In May 2019 Taliban went on offensive against the Islamic State attacking their bases in Manogai and Chapa Dara districts, advancing from Laghman in the north, while simultaneously Taliban and local uprising forces from Chapa Dara district attacked parts of Korengal valley. Taliban managed to take control of those areas. From the south through Dara-ye Nur, Maulawi Asadullah (Taliban shadow district governor for Nurgal district) and his forces continued to advance towards Mazar Dara. Further Taliban advances on Dewagal valley were stopped by American airstrikes which struck both Taliban and ISIS–K forces leading to 50-80 IS fighters being killed and around 100 injured. 40 ISKP fighters surrendered to government forces in May 2019. Later that month group of foreign fighters arrived in the area to aid Islamic State. The group moved to Chalas and Kalaigal villages.

In mid-June 2019 Taliban launched offensive against ISIS–K forces in Degal village of Chapa Dara district. After week of fighting they cleared the district. In the same month they attacked two bases in Korengal and Kalaigal clearing them of IS fighters. On 23 August ISIS–K leader Mawlawi Basir surrendered along with 110 of his fighters.

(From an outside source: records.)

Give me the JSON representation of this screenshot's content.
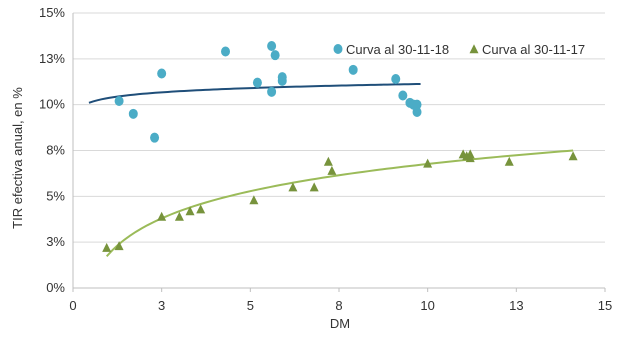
{
  "chart_data": {
    "type": "scatter",
    "xlabel": "DM",
    "ylabel": "TIR efectiva anual, en %",
    "xlim": [
      0,
      15
    ],
    "ylim": [
      0,
      15
    ],
    "x_ticks": [
      0,
      2.5,
      5,
      7.5,
      10,
      12.5,
      15
    ],
    "x_tick_labels": [
      "0",
      "3",
      "5",
      "8",
      "10",
      "13",
      "15"
    ],
    "y_ticks": [
      0,
      2.5,
      5,
      7.5,
      10,
      12.5,
      15
    ],
    "y_tick_labels": [
      "0%",
      "3%",
      "5%",
      "8%",
      "10%",
      "13%",
      "15%"
    ],
    "grid": "horizontal",
    "legend_position": "top-right",
    "series": [
      {
        "name": "Curva al 30-11-18",
        "marker": "circle",
        "color": "#4bacc6",
        "trend_color": "#1f4e79",
        "trend_range": [
          0.45,
          9.8
        ],
        "points": [
          [
            1.3,
            10.2
          ],
          [
            1.7,
            9.5
          ],
          [
            2.3,
            8.2
          ],
          [
            2.5,
            11.7
          ],
          [
            4.3,
            12.9
          ],
          [
            5.2,
            11.2
          ],
          [
            5.6,
            13.2
          ],
          [
            5.7,
            12.7
          ],
          [
            5.9,
            11.3
          ],
          [
            5.9,
            11.5
          ],
          [
            5.6,
            10.7
          ],
          [
            7.9,
            11.9
          ],
          [
            9.1,
            11.4
          ],
          [
            9.3,
            10.5
          ],
          [
            9.5,
            10.1
          ],
          [
            9.6,
            10.0
          ],
          [
            9.7,
            10.0
          ],
          [
            9.7,
            9.6
          ]
        ]
      },
      {
        "name": "Curva al 30-11-17",
        "marker": "triangle",
        "color": "#77933c",
        "trend_color": "#9bbb59",
        "trend_range": [
          0.95,
          14.1
        ],
        "points": [
          [
            0.95,
            2.2
          ],
          [
            1.3,
            2.3
          ],
          [
            2.5,
            3.9
          ],
          [
            3.0,
            3.9
          ],
          [
            3.3,
            4.2
          ],
          [
            3.6,
            4.3
          ],
          [
            5.1,
            4.8
          ],
          [
            6.2,
            5.5
          ],
          [
            6.8,
            5.5
          ],
          [
            7.2,
            6.9
          ],
          [
            7.3,
            6.4
          ],
          [
            10.0,
            6.8
          ],
          [
            11.0,
            7.3
          ],
          [
            11.1,
            7.2
          ],
          [
            11.2,
            7.1
          ],
          [
            11.2,
            7.3
          ],
          [
            12.3,
            6.9
          ],
          [
            14.1,
            7.2
          ]
        ]
      }
    ]
  }
}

In late October 2019 Taliban advanced through Narang-Badel and Chawkai district towards Dewagal taking a few villages in the area. U.S. again conducted airstrikes against both Taliban and ISIS–K forces. Mawlawi Khadem and Mawlawi Bashir commanders along with dozens of Islamic State fighters were killed in the airstrike. Due to airstrikes Taliban withdrew from Dewagal towards Badel and Korengal valleys. Heavy snowfalls from December 2019 to February 2020 stopped further advances.

In late February 2020 Taliban resumed advances on Dewagal valley with help of U.S. airstrikes which this time only targeted ISIS–K fighters. As a result of the strikes multiple IS commanders were killed including Qari Sayed, Mawlawi Sharafuddin, Sheikh Attaullah, Mawlawi Halimi, Sheikh Khetab and Haji Musa. Hundreds of fighters surrender to the government and were transferred to Asadabad. Between 3 and 4 March heavy clashes were reportedly ongoing in Mazar Dara (Nurgal), Dewagal Dara (Chawkay), and Shoraik and Kalaigal areas (Dara-ePech). 7,000 people were displaced as a result of clashes in Nurgal district.

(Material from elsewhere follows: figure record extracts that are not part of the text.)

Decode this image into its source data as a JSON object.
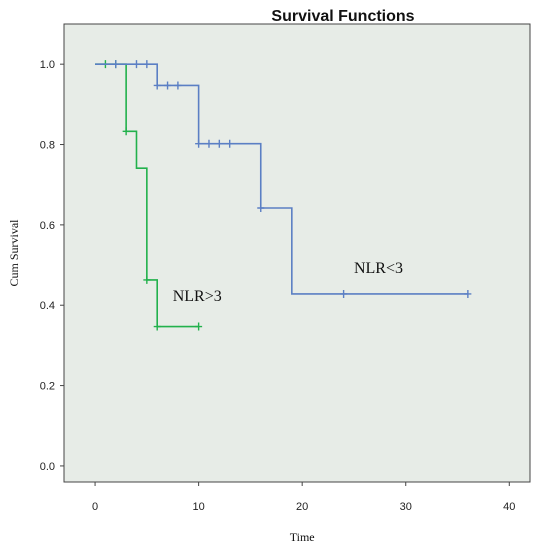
{
  "chart_data": {
    "type": "line",
    "title": "Survival Functions",
    "xlabel": "Time",
    "ylabel": "Cum Survival",
    "xlim": [
      -3,
      42
    ],
    "ylim": [
      -0.04,
      1.1
    ],
    "x_ticks": [
      0,
      10,
      20,
      30,
      40
    ],
    "y_ticks": [
      0.0,
      0.2,
      0.4,
      0.6,
      0.8,
      1.0
    ],
    "y_tick_labels": [
      "0.0",
      "0.2",
      "0.4",
      "0.6",
      "0.8",
      "1.0"
    ],
    "grid": false,
    "background": "#e7ece7",
    "series": [
      {
        "name": "NLR>3",
        "color": "#22b14c",
        "steps": [
          {
            "x": 0,
            "y": 1.0
          },
          {
            "x": 3,
            "y": 0.833
          },
          {
            "x": 4,
            "y": 0.741
          },
          {
            "x": 5,
            "y": 0.463
          },
          {
            "x": 6,
            "y": 0.347
          },
          {
            "x": 10,
            "y": 0.347
          }
        ],
        "censored": [
          {
            "x": 1,
            "y": 1.0
          },
          {
            "x": 2,
            "y": 1.0
          },
          {
            "x": 3,
            "y": 0.833
          },
          {
            "x": 5,
            "y": 0.463
          },
          {
            "x": 6,
            "y": 0.347
          },
          {
            "x": 10,
            "y": 0.347
          }
        ]
      },
      {
        "name": "NLR<3",
        "color": "#5b7fc4",
        "steps": [
          {
            "x": 0,
            "y": 1.0
          },
          {
            "x": 6,
            "y": 0.947
          },
          {
            "x": 10,
            "y": 0.802
          },
          {
            "x": 16,
            "y": 0.642
          },
          {
            "x": 19,
            "y": 0.428
          },
          {
            "x": 36,
            "y": 0.428
          }
        ],
        "censored": [
          {
            "x": 2,
            "y": 1.0
          },
          {
            "x": 4,
            "y": 1.0
          },
          {
            "x": 5,
            "y": 1.0
          },
          {
            "x": 6,
            "y": 0.947
          },
          {
            "x": 7,
            "y": 0.947
          },
          {
            "x": 8,
            "y": 0.947
          },
          {
            "x": 10,
            "y": 0.802
          },
          {
            "x": 11,
            "y": 0.802
          },
          {
            "x": 12,
            "y": 0.802
          },
          {
            "x": 13,
            "y": 0.802
          },
          {
            "x": 16,
            "y": 0.642
          },
          {
            "x": 24,
            "y": 0.428
          },
          {
            "x": 36,
            "y": 0.428
          }
        ]
      }
    ],
    "annotations": [
      {
        "text": "NLR>3",
        "x": 7.5,
        "y": 0.41
      },
      {
        "text": "NLR<3",
        "x": 25,
        "y": 0.48
      }
    ]
  }
}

On 14 March Taliban forces claimed that as a result of 14-day offensive they have cleared entire Kunar province from Khorasan forces. They also claimed that 114 IS members surrendered to Taliban while 100 fled. U.S. officials claimed that dozens of Islamic State fighters also surrendered to government forces.

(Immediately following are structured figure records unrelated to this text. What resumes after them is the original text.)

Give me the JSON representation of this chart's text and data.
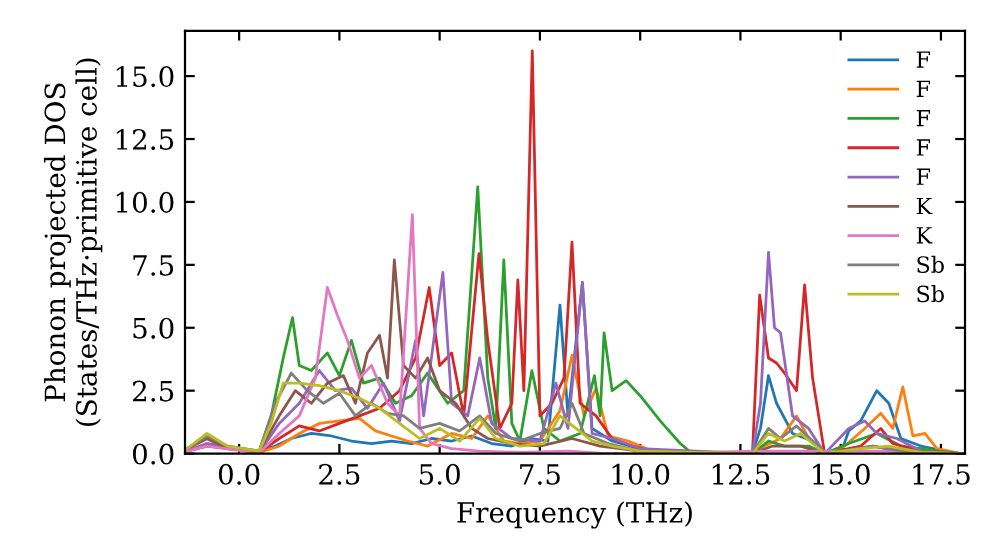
{
  "chart_data": {
    "type": "line",
    "xlabel": "Frequency (THz)",
    "ylabel": "Phonon projected DOS\n(States/THz·primitive cell)",
    "xlim": [
      -1.35,
      18.1
    ],
    "ylim": [
      0,
      16.8
    ],
    "xticks": [
      {
        "value": 0,
        "label": "0.0"
      },
      {
        "value": 2.5,
        "label": "2.5"
      },
      {
        "value": 5,
        "label": "5.0"
      },
      {
        "value": 7.5,
        "label": "7.5"
      },
      {
        "value": 10,
        "label": "10.0"
      },
      {
        "value": 12.5,
        "label": "12.5"
      },
      {
        "value": 15,
        "label": "15.0"
      },
      {
        "value": 17.5,
        "label": "17.5"
      }
    ],
    "yticks": [
      {
        "value": 0,
        "label": "0.0"
      },
      {
        "value": 2.5,
        "label": "2.5"
      },
      {
        "value": 5,
        "label": "5.0"
      },
      {
        "value": 7.5,
        "label": "7.5"
      },
      {
        "value": 10,
        "label": "10.0"
      },
      {
        "value": 12.5,
        "label": "12.5"
      },
      {
        "value": 15,
        "label": "15.0"
      }
    ],
    "grid": false,
    "legend": "top right",
    "marker": "none",
    "line_style": "solid",
    "series": [
      {
        "name": "F",
        "color": "#1f77b4",
        "x": [
          -0.3,
          0.5,
          0.9,
          1.3,
          1.8,
          2.3,
          2.8,
          3.3,
          3.8,
          4.3,
          4.8,
          5.3,
          5.8,
          6.3,
          6.8,
          7.3,
          7.7,
          8.0,
          8.2,
          8.56,
          8.8,
          9.3,
          10,
          10.5,
          12.8,
          13.0,
          13.2,
          13.4,
          13.8,
          14.3,
          14.6,
          15.0,
          15.2,
          15.5,
          15.9,
          16.2,
          16.5,
          17.0,
          17.6,
          18.0
        ],
        "values": [
          0.3,
          0.1,
          0.3,
          0.6,
          0.8,
          0.7,
          0.5,
          0.4,
          0.5,
          0.4,
          0.6,
          0.5,
          0.7,
          0.4,
          0.3,
          0.6,
          0.5,
          5.9,
          1.5,
          6.8,
          1.0,
          0.5,
          0.2,
          0,
          0,
          1.0,
          3.1,
          2.0,
          0.8,
          0.5,
          0,
          0,
          0.9,
          1.3,
          2.5,
          2.0,
          0.6,
          0.3,
          0.1,
          0
        ]
      },
      {
        "name": "F",
        "color": "#ff7f0e",
        "x": [
          -1.3,
          -0.8,
          0.5,
          1.0,
          1.5,
          2.0,
          2.5,
          3.0,
          3.4,
          3.8,
          4.2,
          4.7,
          5.3,
          5.8,
          6.2,
          6.6,
          7.0,
          7.5,
          8.0,
          8.3,
          8.6,
          8.9,
          9.2,
          9.7,
          10.3,
          12.8,
          13.1,
          13.5,
          13.9,
          14.2,
          14.6,
          15.1,
          15.6,
          16.0,
          16.3,
          16.55,
          16.8,
          17.1,
          17.4,
          18
        ],
        "values": [
          0.1,
          0.4,
          0.05,
          0.3,
          0.8,
          1.2,
          1.3,
          1.4,
          0.9,
          0.7,
          0.5,
          0.3,
          0.8,
          0.6,
          1.5,
          0.5,
          0.4,
          0.5,
          1.7,
          3.9,
          1.5,
          2.6,
          0.7,
          0.5,
          0.1,
          0,
          0.3,
          0.6,
          1.5,
          0.6,
          0,
          0.3,
          1.0,
          1.6,
          1.0,
          2.65,
          0.7,
          0.8,
          0.2,
          0
        ]
      },
      {
        "name": "F",
        "color": "#2ca02c",
        "x": [
          -1.3,
          -0.8,
          -0.3,
          0.5,
          0.8,
          1.1,
          1.33,
          1.5,
          1.8,
          2.2,
          2.5,
          2.8,
          3.1,
          3.5,
          3.9,
          4.3,
          4.7,
          5.2,
          5.6,
          5.95,
          6.2,
          6.4,
          6.6,
          6.8,
          7.0,
          7.3,
          7.6,
          8.0,
          8.5,
          8.86,
          9.0,
          9.1,
          9.3,
          9.65,
          10.0,
          10.5,
          11.0,
          11.3,
          12.8,
          13.2,
          13.6,
          14.2,
          14.6,
          15.2,
          15.9,
          16.5,
          18
        ],
        "values": [
          0.2,
          0.6,
          0.2,
          0.1,
          1.5,
          3.8,
          5.4,
          3.5,
          3.3,
          4.0,
          3.1,
          4.5,
          2.8,
          3.0,
          2.0,
          2.3,
          3.2,
          2.0,
          2.5,
          10.6,
          3.0,
          1.0,
          7.7,
          1.2,
          0.5,
          3.3,
          1.0,
          0.5,
          0.8,
          3.1,
          1.5,
          4.8,
          2.5,
          2.9,
          2.3,
          1.3,
          0.4,
          0,
          0,
          0.5,
          0.3,
          0.3,
          0,
          0.4,
          0.8,
          0.3,
          0
        ]
      },
      {
        "name": "F",
        "color": "#d62728",
        "x": [
          -1.3,
          -0.8,
          0.5,
          1.0,
          1.5,
          2.0,
          2.5,
          3.0,
          3.5,
          4.0,
          4.4,
          4.74,
          5.0,
          5.3,
          5.6,
          5.98,
          6.2,
          6.5,
          6.8,
          6.95,
          7.1,
          7.31,
          7.5,
          7.8,
          8.1,
          8.3,
          8.5,
          8.9,
          9.3,
          9.8,
          10.3,
          12.8,
          12.98,
          13.2,
          13.4,
          13.6,
          13.9,
          14.1,
          14.3,
          14.6,
          15.5,
          16.0,
          16.3,
          17,
          18
        ],
        "values": [
          0.1,
          0.3,
          0.05,
          0.6,
          1.1,
          0.9,
          1.2,
          1.5,
          1.8,
          2.5,
          3.8,
          6.6,
          3.5,
          4.0,
          1.5,
          7.95,
          4.5,
          1.0,
          2.0,
          6.9,
          2.5,
          16.0,
          1.5,
          2.0,
          3.0,
          8.4,
          2.0,
          1.5,
          0.6,
          0.3,
          0.1,
          0,
          6.3,
          3.8,
          3.6,
          3.2,
          2.5,
          6.7,
          3.0,
          0,
          0.3,
          1.0,
          0.4,
          0.1,
          0
        ]
      },
      {
        "name": "F",
        "color": "#9467bd",
        "x": [
          -1.3,
          -0.8,
          0.5,
          1.0,
          1.5,
          2.0,
          2.4,
          2.8,
          3.2,
          3.6,
          4.0,
          4.4,
          4.6,
          5.08,
          5.3,
          5.7,
          6.0,
          6.3,
          6.8,
          7.5,
          7.9,
          8.2,
          8.56,
          8.8,
          9.3,
          10,
          12.8,
          13.0,
          13.2,
          13.35,
          13.5,
          13.8,
          14.2,
          14.6,
          15.2,
          15.6,
          15.9,
          16.4,
          17,
          18
        ],
        "values": [
          0.1,
          0.4,
          0.05,
          1.2,
          2.0,
          3.3,
          2.5,
          2.6,
          1.8,
          2.8,
          1.3,
          4.5,
          1.5,
          7.2,
          2.0,
          1.5,
          3.8,
          1.2,
          0.6,
          0.5,
          2.8,
          1.0,
          6.8,
          0.8,
          0.6,
          0.2,
          0,
          2.0,
          8.0,
          5.0,
          4.8,
          1.5,
          1.0,
          0,
          1.0,
          1.3,
          0.8,
          0.6,
          0.1,
          0
        ]
      },
      {
        "name": "K",
        "color": "#8c564b",
        "x": [
          -1.3,
          -0.8,
          -0.3,
          0.5,
          1.0,
          1.4,
          1.8,
          2.2,
          2.6,
          2.9,
          3.2,
          3.5,
          3.7,
          3.87,
          4.1,
          4.4,
          4.7,
          5.0,
          5.4,
          5.8,
          6.2,
          6.8,
          7.5,
          8.3,
          9,
          10,
          12.8,
          13.3,
          14,
          14.6,
          15.8,
          16.5,
          18
        ],
        "values": [
          0.2,
          0.6,
          0.2,
          0.1,
          1.5,
          2.5,
          2.0,
          2.8,
          3.1,
          2.0,
          4.0,
          4.7,
          3.0,
          7.7,
          3.5,
          3.0,
          3.8,
          2.5,
          2.0,
          1.0,
          0.6,
          0.4,
          0.3,
          0.6,
          0.3,
          0.1,
          0,
          0.3,
          0.3,
          0,
          0.3,
          0.1,
          0
        ]
      },
      {
        "name": "K",
        "color": "#e377c2",
        "x": [
          -1.3,
          -0.8,
          0.5,
          1.0,
          1.5,
          1.9,
          2.2,
          2.45,
          2.7,
          3.0,
          3.3,
          3.7,
          4.0,
          4.32,
          4.5,
          4.8,
          5.3,
          6.0,
          7,
          8.2,
          9,
          10,
          13,
          14,
          16,
          18
        ],
        "values": [
          0.1,
          0.3,
          0.02,
          0.8,
          1.5,
          3.0,
          6.6,
          5.5,
          4.5,
          3.0,
          3.5,
          2.0,
          1.5,
          9.5,
          1.0,
          0.4,
          0.2,
          0.1,
          0.05,
          0.1,
          0.02,
          0,
          0.1,
          0.1,
          0.1,
          0
        ]
      },
      {
        "name": "Sb",
        "color": "#7f7f7f",
        "x": [
          -1.3,
          -0.8,
          -0.3,
          0.5,
          0.9,
          1.3,
          1.7,
          2.1,
          2.5,
          2.9,
          3.3,
          3.7,
          4.1,
          4.5,
          5.0,
          5.5,
          6.0,
          6.4,
          7.0,
          7.5,
          8.0,
          8.3,
          8.6,
          9.2,
          10,
          12.8,
          13.2,
          13.5,
          13.9,
          14.3,
          14.6,
          15.8,
          16.5,
          18
        ],
        "values": [
          0.2,
          0.7,
          0.3,
          0.1,
          2.0,
          3.2,
          2.5,
          2.0,
          2.4,
          1.5,
          2.0,
          1.6,
          1.5,
          1.0,
          1.2,
          0.9,
          1.5,
          0.8,
          0.5,
          0.8,
          1.0,
          2.0,
          0.8,
          0.4,
          0.1,
          0,
          1.0,
          0.6,
          1.1,
          0.5,
          0,
          0.3,
          0.1,
          0
        ]
      },
      {
        "name": "Sb",
        "color": "#bcbd22",
        "x": [
          -1.3,
          -0.8,
          -0.3,
          0.5,
          0.8,
          1.1,
          1.5,
          2.0,
          2.5,
          3.0,
          3.5,
          4.0,
          4.5,
          5.0,
          5.5,
          6.0,
          6.4,
          7.0,
          7.6,
          8.0,
          8.4,
          8.8,
          9.3,
          10,
          12.8,
          13.2,
          13.6,
          14,
          14.3,
          14.6,
          15.5,
          16.2,
          17,
          18
        ],
        "values": [
          0.2,
          0.8,
          0.3,
          0.1,
          1.2,
          2.8,
          2.8,
          2.7,
          2.5,
          2.2,
          1.8,
          1.2,
          0.6,
          1.0,
          0.5,
          1.4,
          0.6,
          0.3,
          0.4,
          1.5,
          1.0,
          0.5,
          0.3,
          0.1,
          0,
          0.8,
          0.5,
          0.8,
          0.4,
          0,
          0.2,
          0.3,
          0.05,
          0
        ]
      }
    ]
  }
}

After retaking Dewagal, Mazar and Badel valley Taliban burned down houses of ISIS–K commanders and executed at least seven Islamic State fighters in Dewagal valley. They also arrested several tribal elders who cooperated with the enemy.

== Aftermath ==
While as a result of the offensive ISIS–K military presence disappeared from the area, they remained active underground operating several terror cells in Dewagal, Badel and Quro valley.